Однако этот загадочный текст становится более объяснимым, если мы прочтем его в контексте, точнее – посреди вариантов письма Геккерну.

Письма Геккерну пишутся по-французски; письма, приводимые в «Последнем из свойственников…», имитируют перевод с французского и английского. В жизни – благородный сочинитель Пушкин пишет подлому аристократу Геккерну, задевшему в анонимных письмах честь и чистоту Натальи Николаевны; в «Последнем…» – благородный Дюлис, потомок Орлеанской девы, пишет возмущенное письмо грязному писаке Вольтеру, задевшему в пасквиле честь великой девственницы… Всё переставлено местами, всё контрастирует, как негатив и позитив, как оттиск и клише. Обе переписки совпадают в том, что благородный (по побуждениям) вызывает оскорбителя на дуэль, и в обоих случаях вызываемый проявляет трусость и старается сделать всё, чтобы дуэль не состоялась.
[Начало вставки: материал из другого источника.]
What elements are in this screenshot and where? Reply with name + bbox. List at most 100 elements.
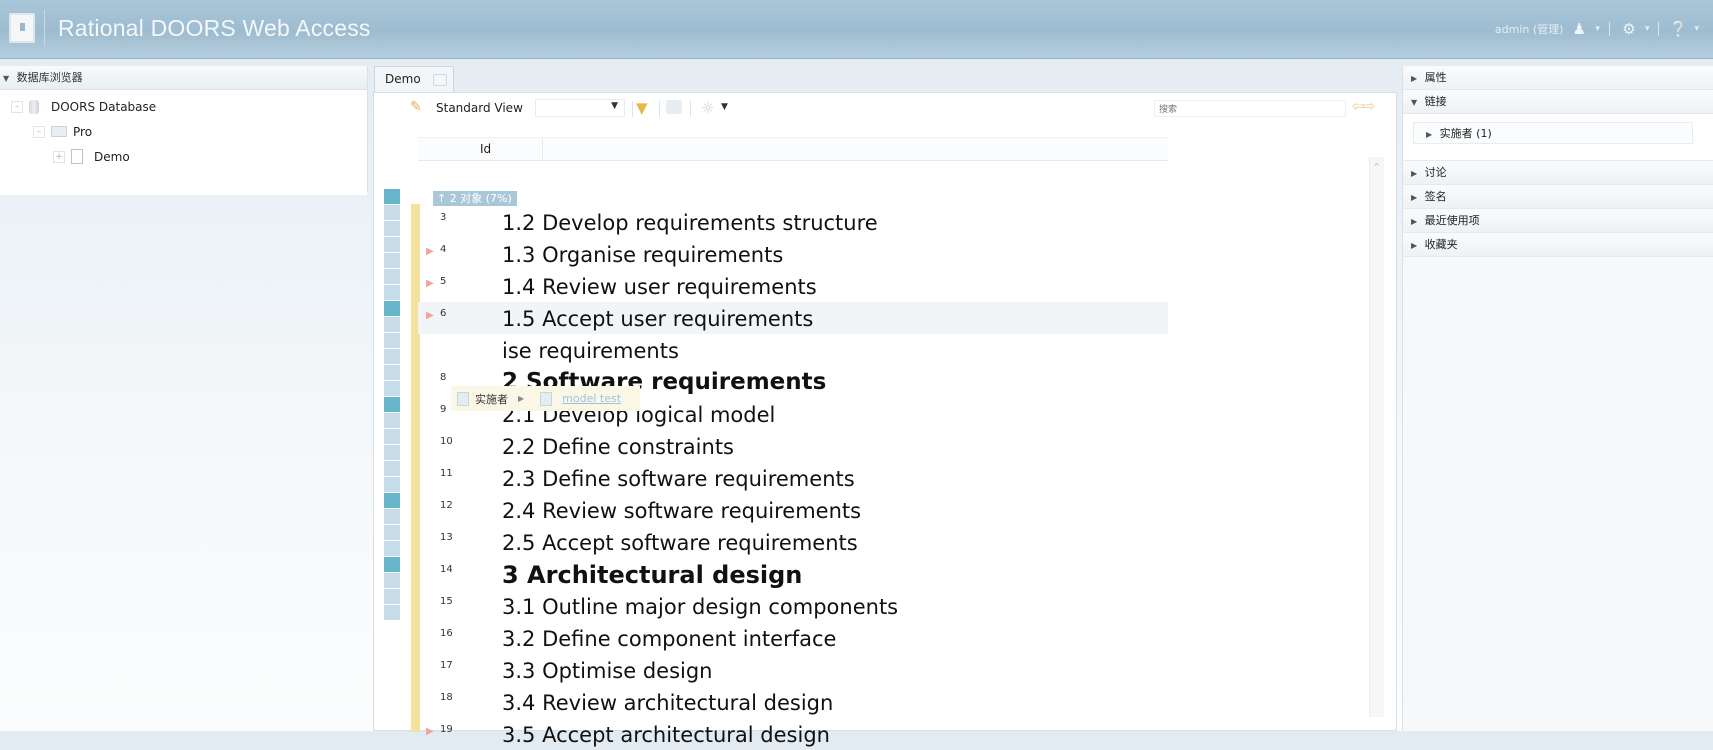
change-bar-cell (384, 525, 400, 540)
section-favorites[interactable]: ▶ 收藏夹 (1403, 233, 1713, 257)
table-row[interactable]: ▶ 19 3.5 Accept architectural design (418, 718, 1168, 750)
table-row[interactable]: ▶ 6 1.5 Accept user requirements (418, 302, 1168, 334)
header-divider (1658, 22, 1660, 36)
section-label: 链接 (1424, 95, 1447, 108)
row-text[interactable]: 3.5 Accept architectural design (502, 723, 830, 747)
change-bar-cell (384, 541, 400, 556)
row-text[interactable]: ise requirements (502, 339, 679, 363)
row-id: 12 (440, 500, 453, 511)
links-item-label: 实施者 (1) (1439, 127, 1492, 140)
row-id: 4 (440, 244, 447, 255)
row-text[interactable]: 1.5 Accept user requirements (502, 307, 813, 331)
row-text[interactable]: 3.1 Outline major design components (502, 595, 898, 619)
table-row[interactable]: 12 2.4 Review software requirements (418, 494, 1168, 526)
table-row[interactable]: 11 2.3 Define software requirements (418, 462, 1168, 494)
header-separator (44, 10, 45, 46)
expand-triangle-icon[interactable]: ▶ (1426, 130, 1432, 139)
display-options-icon[interactable]: ☼ (701, 99, 714, 117)
column-header-id[interactable]: Id (480, 142, 491, 156)
chevron-down-icon: ▼ (611, 101, 618, 111)
change-bar-cell (384, 317, 400, 332)
expand-triangle-icon[interactable]: ▶ (1411, 217, 1417, 226)
view-select[interactable]: ▼ (535, 99, 625, 117)
expand-triangle-icon[interactable]: ▶ (1411, 193, 1417, 202)
user-name[interactable]: admin (管理) (1495, 21, 1564, 37)
tree-toggle-icon[interactable]: + (53, 150, 65, 163)
section-recent-items[interactable]: ▶ 最近使用项 (1403, 209, 1713, 233)
doors-logo-icon (9, 13, 35, 43)
toolbar-divider (659, 101, 660, 117)
row-text[interactable]: 3.3 Optimise design (502, 659, 713, 683)
tree-item-doors-database[interactable]: – DOORS Database (0, 94, 367, 119)
table-row[interactable]: 17 3.3 Optimise design (418, 654, 1168, 686)
table-row[interactable]: 10 2.2 Define constraints (418, 430, 1168, 462)
database-explorer-header[interactable]: ▼ 数据库浏览器 (0, 66, 367, 90)
chevron-down-icon[interactable]: ▾ (1595, 24, 1600, 34)
link-marker-icon[interactable]: ▶ (426, 278, 434, 289)
expand-triangle-icon[interactable]: ▶ (1411, 74, 1417, 83)
tree-toggle-icon[interactable]: – (11, 100, 23, 113)
row-text[interactable]: 1.2 Develop requirements structure (502, 211, 878, 235)
sort-icon[interactable] (666, 100, 682, 114)
row-text[interactable]: 2.5 Accept software requirements (502, 531, 858, 555)
tree-item-demo[interactable]: + Demo (0, 144, 367, 169)
grid-scrollbar[interactable]: ⌃ (1369, 157, 1384, 717)
section-attributes[interactable]: ▶ 属性 (1403, 66, 1713, 90)
search-nav-arrows-icon[interactable]: ⇦⇨ (1352, 97, 1375, 115)
database-explorer-panel: ▼ 数据库浏览器 – DOORS Database – Pro + Demo (0, 66, 368, 195)
tab-demo[interactable]: Demo (374, 66, 454, 92)
gear-icon[interactable]: ⚙ (1619, 20, 1639, 38)
view-name: Standard View (436, 101, 523, 115)
link-marker-icon[interactable]: ▶ (426, 310, 434, 321)
help-icon[interactable]: ❔ (1668, 20, 1688, 38)
table-row[interactable]: ▶ 4 1.3 Organise requirements (418, 238, 1168, 270)
chevron-down-icon[interactable]: ▼ (721, 102, 728, 112)
tab-options-icon[interactable] (433, 73, 448, 86)
change-bar-cell (384, 605, 400, 620)
table-row[interactable]: ▶ 5 1.4 Review user requirements (418, 270, 1168, 302)
search-input[interactable] (1154, 100, 1346, 117)
tree-item-pro[interactable]: – Pro (0, 119, 367, 144)
table-row[interactable]: 15 3.1 Outline major design components (418, 590, 1168, 622)
links-implementer-item[interactable]: ▶ 实施者 (1) (1413, 122, 1693, 144)
expand-triangle-icon[interactable]: ▶ (1411, 241, 1417, 250)
filter-icon[interactable]: ▼ (636, 99, 648, 117)
tree-toggle-icon[interactable]: – (33, 125, 45, 138)
section-label: 讨论 (1424, 166, 1447, 179)
change-bar-column (384, 189, 401, 620)
section-label: 签名 (1424, 190, 1447, 203)
collapse-triangle-icon[interactable]: ▼ (3, 74, 9, 83)
table-row[interactable]: 14 3 Architectural design (418, 558, 1168, 590)
users-icon[interactable]: ♟ (1569, 20, 1589, 38)
row-text[interactable]: 3.2 Define component interface (502, 627, 836, 651)
scroll-up-icon[interactable]: ⌃ (1372, 161, 1381, 174)
table-row[interactable]: 16 3.2 Define component interface (418, 622, 1168, 654)
link-marker-icon[interactable]: ▶ (426, 246, 434, 257)
table-row[interactable]: 13 2.5 Accept software requirements (418, 526, 1168, 558)
table-row[interactable]: ise requirements (418, 334, 1168, 366)
row-id: 19 (440, 724, 453, 735)
collapse-triangle-icon[interactable]: ▼ (1411, 98, 1417, 107)
link-target-link[interactable]: model test (562, 392, 621, 405)
expand-triangle-icon[interactable]: ▶ (1411, 169, 1417, 178)
section-discussion[interactable]: ▶ 讨论 (1403, 161, 1713, 185)
table-row[interactable]: 18 3.4 Review architectural design (418, 686, 1168, 718)
row-text[interactable]: 3 Architectural design (502, 561, 802, 589)
row-text[interactable]: 2.4 Review software requirements (502, 499, 861, 523)
row-text[interactable]: 1.4 Review user requirements (502, 275, 817, 299)
toolbar-divider (690, 101, 691, 117)
row-text[interactable]: 3.4 Review architectural design (502, 691, 833, 715)
view-icon: ✎ (410, 99, 422, 115)
row-text[interactable]: 2.2 Define constraints (502, 435, 734, 459)
section-signatures[interactable]: ▶ 签名 (1403, 185, 1713, 209)
chevron-down-icon[interactable]: ▾ (1645, 24, 1650, 34)
row-text[interactable]: 1.3 Organise requirements (502, 243, 783, 267)
group-header[interactable]: ↑ 2 对象 (7%) (433, 191, 517, 206)
row-text[interactable]: 2.3 Define software requirements (502, 467, 855, 491)
chevron-down-icon[interactable]: ▾ (1694, 24, 1699, 34)
table-row[interactable]: 3 1.2 Develop requirements structure (418, 206, 1168, 238)
section-links[interactable]: ▼ 链接 (1403, 90, 1713, 114)
properties-panel: ▶ 属性 ▼ 链接 ▶ 实施者 (1) ▶ 讨论 ▶ 签名 ▶ 最近使用项 ▶ … (1402, 66, 1713, 731)
change-bar-cell (384, 381, 400, 396)
link-marker-icon[interactable]: ▶ (426, 726, 434, 737)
Возмущению по этому поводу (в одном случае Пушкина, в другом – некоего английского журналиста) нет предела.

Такая калька имеет точную по психологии дату: Пушкин уже отказался от дуэли в связи с помолвкой Дантеса с Екатериной Гончаровой; с середины декабря по 3 января Дантес болен, не показывается на глаза – нет постоянного раздражителя. «Это очень красивый и добрый малый, он в большой моде и 4 годами моложе своей нареченной. Шитье приданого сильно занимает и забавляет мою жену…» – пишет Пушкин в конце декабря отцу в тоне успокоенного, даже удовлетворенного раздражения. 3 января Дантес выздоравливает, появляется; на 10 января назначена его свадьба. Именно этой предсвадебной неделей и датируется последнее, «предсвадебное», а оказывается, предсмертное сочинение поэта.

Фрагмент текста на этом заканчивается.